En temps normal, un retard de paiement alimente déjà la colère. En contexte Ebola, il peut mettre en danger toute la chaîne de riposte. Si les équipes de surveillance ralentissent, les alertes remontent moins vite. Si les traceurs de contacts cessent leur travail, les chaînes de transmission deviennent plus difficiles à casser. Si les sensibilisateurs se retirent du terrain, la méfiance peut reprendre le dessus dans les communautés. Ce n’est donc pas seulement une question de paie. C’est aussi une question de continuité sanitaire.

Les autorités congolaises ont déjà été confrontées à cette fragilité dans d’autres épisodes récents. À Bunia et Rwampara, des mouvements de grève parmi les prestataires de la riposte avaient déjà perturbé le fonctionnement des centres de traitement, ce qui a conduit le ministre de la Santé à promettre des mesures correctrices. Plus tard, les autorités ont encore assuré qu’un paiement des prestataires était en préparation. L’Ituri a ainsi montré qu’une réponse d’urgence peut être affaiblie non seulement par le virus, mais aussi par les retards administratifs et les inégalités de traitement entre équipes.

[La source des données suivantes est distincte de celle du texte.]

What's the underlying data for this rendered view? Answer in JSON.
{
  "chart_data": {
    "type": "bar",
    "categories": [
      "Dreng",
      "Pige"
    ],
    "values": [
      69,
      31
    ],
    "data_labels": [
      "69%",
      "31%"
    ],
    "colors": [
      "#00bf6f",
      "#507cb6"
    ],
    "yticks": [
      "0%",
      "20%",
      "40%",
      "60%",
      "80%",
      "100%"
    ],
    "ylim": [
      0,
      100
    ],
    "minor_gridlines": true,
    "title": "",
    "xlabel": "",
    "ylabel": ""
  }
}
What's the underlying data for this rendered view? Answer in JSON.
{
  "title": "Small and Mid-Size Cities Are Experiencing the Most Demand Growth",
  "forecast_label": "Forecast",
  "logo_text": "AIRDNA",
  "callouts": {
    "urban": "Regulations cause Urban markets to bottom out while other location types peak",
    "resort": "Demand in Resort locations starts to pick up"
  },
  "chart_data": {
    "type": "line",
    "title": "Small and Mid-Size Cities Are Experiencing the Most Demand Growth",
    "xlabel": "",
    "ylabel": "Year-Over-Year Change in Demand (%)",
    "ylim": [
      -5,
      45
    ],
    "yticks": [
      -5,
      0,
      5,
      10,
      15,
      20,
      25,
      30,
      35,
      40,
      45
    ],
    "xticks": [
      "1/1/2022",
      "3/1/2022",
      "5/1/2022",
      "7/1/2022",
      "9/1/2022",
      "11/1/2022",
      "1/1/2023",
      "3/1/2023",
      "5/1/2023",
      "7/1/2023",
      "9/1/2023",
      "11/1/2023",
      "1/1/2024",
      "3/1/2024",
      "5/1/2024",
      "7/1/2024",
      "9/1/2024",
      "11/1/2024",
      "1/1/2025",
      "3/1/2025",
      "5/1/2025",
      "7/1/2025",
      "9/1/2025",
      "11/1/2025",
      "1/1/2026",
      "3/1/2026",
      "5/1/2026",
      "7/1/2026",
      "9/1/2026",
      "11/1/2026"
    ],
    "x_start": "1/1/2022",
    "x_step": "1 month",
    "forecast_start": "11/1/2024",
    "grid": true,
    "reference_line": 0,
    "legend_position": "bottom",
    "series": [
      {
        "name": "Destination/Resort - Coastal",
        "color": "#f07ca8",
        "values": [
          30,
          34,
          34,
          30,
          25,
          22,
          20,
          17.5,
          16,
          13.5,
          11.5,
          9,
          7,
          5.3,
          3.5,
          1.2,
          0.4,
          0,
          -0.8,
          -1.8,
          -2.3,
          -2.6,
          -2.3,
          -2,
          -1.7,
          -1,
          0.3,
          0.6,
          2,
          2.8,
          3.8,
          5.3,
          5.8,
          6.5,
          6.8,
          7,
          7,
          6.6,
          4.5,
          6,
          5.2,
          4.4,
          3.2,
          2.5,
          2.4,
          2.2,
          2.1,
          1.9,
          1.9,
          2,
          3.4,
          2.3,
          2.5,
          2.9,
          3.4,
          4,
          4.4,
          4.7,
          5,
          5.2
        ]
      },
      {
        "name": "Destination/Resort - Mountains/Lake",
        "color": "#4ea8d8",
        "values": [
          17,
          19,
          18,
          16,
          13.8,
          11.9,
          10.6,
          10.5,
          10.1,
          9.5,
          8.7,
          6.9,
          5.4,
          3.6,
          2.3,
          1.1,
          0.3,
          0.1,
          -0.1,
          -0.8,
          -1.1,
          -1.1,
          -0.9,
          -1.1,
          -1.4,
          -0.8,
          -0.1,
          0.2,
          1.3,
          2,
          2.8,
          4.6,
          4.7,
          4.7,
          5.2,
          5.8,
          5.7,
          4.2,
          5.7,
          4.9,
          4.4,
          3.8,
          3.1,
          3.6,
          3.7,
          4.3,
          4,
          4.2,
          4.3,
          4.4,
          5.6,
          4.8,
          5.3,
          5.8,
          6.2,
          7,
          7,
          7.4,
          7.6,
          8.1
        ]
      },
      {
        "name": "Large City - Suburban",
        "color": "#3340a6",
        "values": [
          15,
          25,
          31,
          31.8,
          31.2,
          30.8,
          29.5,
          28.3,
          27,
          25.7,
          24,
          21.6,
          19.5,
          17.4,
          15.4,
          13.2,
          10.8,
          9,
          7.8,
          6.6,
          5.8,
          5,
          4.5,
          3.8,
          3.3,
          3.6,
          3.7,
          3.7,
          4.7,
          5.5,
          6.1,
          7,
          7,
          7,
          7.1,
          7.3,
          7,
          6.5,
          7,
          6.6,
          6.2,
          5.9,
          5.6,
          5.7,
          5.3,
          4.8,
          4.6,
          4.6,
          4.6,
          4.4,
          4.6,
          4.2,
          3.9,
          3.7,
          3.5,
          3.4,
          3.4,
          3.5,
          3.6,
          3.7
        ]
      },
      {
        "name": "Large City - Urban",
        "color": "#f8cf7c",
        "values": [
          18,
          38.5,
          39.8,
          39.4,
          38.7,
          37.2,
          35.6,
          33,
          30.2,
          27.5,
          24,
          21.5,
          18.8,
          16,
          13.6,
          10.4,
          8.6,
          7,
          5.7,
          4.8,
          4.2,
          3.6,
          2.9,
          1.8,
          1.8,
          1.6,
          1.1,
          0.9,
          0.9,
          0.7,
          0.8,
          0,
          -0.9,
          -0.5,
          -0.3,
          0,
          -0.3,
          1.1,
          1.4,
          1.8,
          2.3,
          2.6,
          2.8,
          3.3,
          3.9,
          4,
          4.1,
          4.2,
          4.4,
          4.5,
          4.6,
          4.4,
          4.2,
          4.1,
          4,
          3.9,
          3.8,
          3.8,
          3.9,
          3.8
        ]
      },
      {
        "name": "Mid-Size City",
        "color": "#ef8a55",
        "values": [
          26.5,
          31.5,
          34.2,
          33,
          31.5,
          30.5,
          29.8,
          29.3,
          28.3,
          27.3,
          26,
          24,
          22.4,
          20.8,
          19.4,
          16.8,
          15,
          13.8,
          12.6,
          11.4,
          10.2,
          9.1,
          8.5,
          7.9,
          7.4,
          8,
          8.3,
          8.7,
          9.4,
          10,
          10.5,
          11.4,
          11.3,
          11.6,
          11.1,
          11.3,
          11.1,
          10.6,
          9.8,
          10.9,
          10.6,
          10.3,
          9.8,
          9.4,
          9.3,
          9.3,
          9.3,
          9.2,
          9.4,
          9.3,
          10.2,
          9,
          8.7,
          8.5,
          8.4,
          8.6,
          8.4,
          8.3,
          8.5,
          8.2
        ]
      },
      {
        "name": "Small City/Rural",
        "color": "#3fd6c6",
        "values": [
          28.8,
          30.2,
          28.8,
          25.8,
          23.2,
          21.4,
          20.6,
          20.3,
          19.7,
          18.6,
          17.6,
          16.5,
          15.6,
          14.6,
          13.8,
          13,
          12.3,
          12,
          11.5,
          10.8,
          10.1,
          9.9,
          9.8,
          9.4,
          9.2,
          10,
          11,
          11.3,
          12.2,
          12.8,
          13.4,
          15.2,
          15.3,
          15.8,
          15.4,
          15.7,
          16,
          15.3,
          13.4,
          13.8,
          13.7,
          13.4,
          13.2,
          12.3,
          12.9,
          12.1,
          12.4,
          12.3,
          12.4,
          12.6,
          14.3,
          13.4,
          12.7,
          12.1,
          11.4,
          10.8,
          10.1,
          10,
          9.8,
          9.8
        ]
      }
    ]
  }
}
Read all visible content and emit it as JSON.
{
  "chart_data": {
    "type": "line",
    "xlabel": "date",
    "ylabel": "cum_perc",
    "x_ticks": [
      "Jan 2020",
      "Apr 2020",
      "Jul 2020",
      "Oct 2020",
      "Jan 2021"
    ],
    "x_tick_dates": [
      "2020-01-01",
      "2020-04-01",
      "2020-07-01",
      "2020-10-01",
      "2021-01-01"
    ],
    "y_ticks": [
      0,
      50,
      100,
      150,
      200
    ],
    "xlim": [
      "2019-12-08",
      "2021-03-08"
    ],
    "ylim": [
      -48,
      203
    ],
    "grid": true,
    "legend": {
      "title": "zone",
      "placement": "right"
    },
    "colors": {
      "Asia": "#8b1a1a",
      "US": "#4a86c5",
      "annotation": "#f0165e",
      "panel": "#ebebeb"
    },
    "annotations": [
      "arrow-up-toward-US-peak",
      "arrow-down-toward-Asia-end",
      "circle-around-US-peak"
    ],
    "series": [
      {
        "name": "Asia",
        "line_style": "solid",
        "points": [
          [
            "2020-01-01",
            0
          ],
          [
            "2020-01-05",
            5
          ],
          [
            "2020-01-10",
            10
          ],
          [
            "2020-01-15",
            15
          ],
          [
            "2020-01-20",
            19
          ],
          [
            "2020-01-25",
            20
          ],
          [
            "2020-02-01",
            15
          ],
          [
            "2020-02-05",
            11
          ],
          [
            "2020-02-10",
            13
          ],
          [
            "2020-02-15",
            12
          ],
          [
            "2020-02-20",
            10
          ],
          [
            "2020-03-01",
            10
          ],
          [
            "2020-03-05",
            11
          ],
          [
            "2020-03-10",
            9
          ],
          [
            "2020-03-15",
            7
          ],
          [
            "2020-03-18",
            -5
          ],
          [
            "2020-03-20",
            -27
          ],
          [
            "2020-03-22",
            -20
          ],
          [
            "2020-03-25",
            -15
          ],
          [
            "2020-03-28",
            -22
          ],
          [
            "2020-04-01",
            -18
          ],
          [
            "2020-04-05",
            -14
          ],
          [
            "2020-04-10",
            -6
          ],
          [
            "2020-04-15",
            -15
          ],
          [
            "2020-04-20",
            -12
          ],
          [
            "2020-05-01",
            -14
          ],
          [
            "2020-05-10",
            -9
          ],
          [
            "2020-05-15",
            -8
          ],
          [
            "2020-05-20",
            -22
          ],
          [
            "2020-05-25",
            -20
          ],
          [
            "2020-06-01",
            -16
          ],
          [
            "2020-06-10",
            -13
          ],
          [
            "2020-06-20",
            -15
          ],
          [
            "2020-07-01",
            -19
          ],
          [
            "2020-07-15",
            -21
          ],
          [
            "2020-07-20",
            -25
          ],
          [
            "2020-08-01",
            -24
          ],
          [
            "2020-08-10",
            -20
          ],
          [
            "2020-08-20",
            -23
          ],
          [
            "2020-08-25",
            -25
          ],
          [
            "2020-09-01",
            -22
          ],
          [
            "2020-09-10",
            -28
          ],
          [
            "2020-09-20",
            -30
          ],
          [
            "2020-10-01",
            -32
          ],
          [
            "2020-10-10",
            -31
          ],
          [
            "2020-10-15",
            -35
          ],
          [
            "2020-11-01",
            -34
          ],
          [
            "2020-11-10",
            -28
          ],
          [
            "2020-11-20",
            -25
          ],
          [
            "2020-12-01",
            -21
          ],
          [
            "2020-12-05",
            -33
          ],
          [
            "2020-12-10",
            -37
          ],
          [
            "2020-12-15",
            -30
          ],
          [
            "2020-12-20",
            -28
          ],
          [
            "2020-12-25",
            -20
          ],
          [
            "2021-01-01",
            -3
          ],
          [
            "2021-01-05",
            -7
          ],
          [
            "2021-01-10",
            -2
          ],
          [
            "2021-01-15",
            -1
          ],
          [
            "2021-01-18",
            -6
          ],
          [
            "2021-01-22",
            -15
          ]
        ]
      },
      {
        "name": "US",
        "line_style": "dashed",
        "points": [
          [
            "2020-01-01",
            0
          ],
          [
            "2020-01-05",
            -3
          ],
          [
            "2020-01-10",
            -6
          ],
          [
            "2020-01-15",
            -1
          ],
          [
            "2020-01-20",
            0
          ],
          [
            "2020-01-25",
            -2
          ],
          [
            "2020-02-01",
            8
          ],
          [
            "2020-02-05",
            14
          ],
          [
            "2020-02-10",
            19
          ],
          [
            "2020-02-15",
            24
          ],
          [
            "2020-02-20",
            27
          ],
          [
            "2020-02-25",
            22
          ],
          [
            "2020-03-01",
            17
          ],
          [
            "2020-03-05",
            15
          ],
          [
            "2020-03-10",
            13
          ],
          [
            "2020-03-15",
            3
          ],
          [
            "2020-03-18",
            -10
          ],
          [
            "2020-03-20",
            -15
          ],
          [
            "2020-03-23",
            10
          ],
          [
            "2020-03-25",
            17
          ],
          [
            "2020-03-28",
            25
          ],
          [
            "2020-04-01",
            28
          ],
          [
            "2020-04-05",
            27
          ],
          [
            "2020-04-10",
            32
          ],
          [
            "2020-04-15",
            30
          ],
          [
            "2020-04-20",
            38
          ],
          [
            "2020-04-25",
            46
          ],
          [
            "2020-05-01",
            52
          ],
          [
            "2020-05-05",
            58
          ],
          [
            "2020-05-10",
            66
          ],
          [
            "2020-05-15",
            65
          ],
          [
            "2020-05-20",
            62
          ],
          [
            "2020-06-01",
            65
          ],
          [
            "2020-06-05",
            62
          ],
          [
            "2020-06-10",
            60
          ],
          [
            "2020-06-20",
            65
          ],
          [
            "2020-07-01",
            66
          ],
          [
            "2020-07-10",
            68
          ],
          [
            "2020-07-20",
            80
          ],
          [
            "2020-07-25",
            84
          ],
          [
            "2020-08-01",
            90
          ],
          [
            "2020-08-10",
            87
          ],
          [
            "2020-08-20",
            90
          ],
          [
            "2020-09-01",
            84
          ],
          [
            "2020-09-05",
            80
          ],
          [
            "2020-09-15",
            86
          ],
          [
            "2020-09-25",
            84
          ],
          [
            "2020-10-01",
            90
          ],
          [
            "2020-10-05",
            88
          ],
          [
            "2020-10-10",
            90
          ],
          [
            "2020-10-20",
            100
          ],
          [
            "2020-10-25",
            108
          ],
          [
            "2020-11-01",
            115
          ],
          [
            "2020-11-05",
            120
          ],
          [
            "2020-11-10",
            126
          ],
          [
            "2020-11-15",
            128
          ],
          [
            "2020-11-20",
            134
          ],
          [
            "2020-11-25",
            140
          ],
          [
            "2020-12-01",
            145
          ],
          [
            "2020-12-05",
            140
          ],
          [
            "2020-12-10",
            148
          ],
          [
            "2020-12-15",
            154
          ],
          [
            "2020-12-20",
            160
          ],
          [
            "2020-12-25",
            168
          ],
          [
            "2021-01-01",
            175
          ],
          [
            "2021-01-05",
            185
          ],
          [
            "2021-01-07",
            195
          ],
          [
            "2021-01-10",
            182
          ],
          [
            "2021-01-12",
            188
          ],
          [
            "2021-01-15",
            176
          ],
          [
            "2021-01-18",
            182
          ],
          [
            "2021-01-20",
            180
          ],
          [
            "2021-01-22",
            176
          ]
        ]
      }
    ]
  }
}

Le sujet renvoie aussi à la structure même de la réponse sanitaire en République démocratique du Congo. Depuis Kinshasa, le ministère de la Santé, l’INRB, l’OMS, la MONUSCO et plusieurs partenaires appuient la riposte. Mais le travail décisif se fait à Mongbwalu, Bunia, Rwampara et dans les villages voisins, là où les agents passent de maison en maison, au contact direct des familles et des malades. Lorsque ces travailleurs ne sont pas payés, le déséquilibre n’est pas seulement social. Il devient opérationnel.

Ce que cette crise dit de la RDC et de l’Afrique centrale

La République démocratique du Congo n’affronte pas seulement une maladie. Elle gère une crise de confiance entre l’État, ses agents et les populations. En Afrique centrale, où plusieurs systèmes de santé restent sous forte contrainte budgétaire, la riposte à Ebola rappelle une évidence souvent négligée : une stratégie d’urgence ne tient pas uniquement à la présence de vaccins, d’experts ou de centres de traitement. Elle tient aussi à la capacité de payer à temps ceux qui se trouvent en première ligne.

Le risque est d’autant plus sensible que l’OMS a signalé, dans ses mises à jour, une diffusion large de la flambée dans l’Ituri, avec plusieurs zones de santé touchées et une circulation du virus qui exige une vigilance constante. Dans ce type d’épisode, chaque interruption de service peut avoir un effet en cascade, surtout dans les zones où les déplacements sont fréquents et les structures de soins peu robustes. C’est l’un des enseignements récurrents des grandes flambées d’Ebola dans l’est congolais : la réponse n’est efficace que si elle reste à la fois médicale, logistique et socialement acceptable.

À court terme, tout l’enjeu est donc de savoir si les autorités provinciales et nationales parviendront à apaiser les agents de Mongbwalu avant que la menace de grève ne s’étende à d’autres sites de riposte en Ituri. À plus large échelle, la situation rappelle aux États d’Afrique centrale que la santé publique ne peut pas reposer sur l’héroïsme discret de personnels précaires. Elle exige des paiements réguliers, une chaîne de décision lisible et une prise en charge qui ne s’arrête pas aux portes des centres de traitement.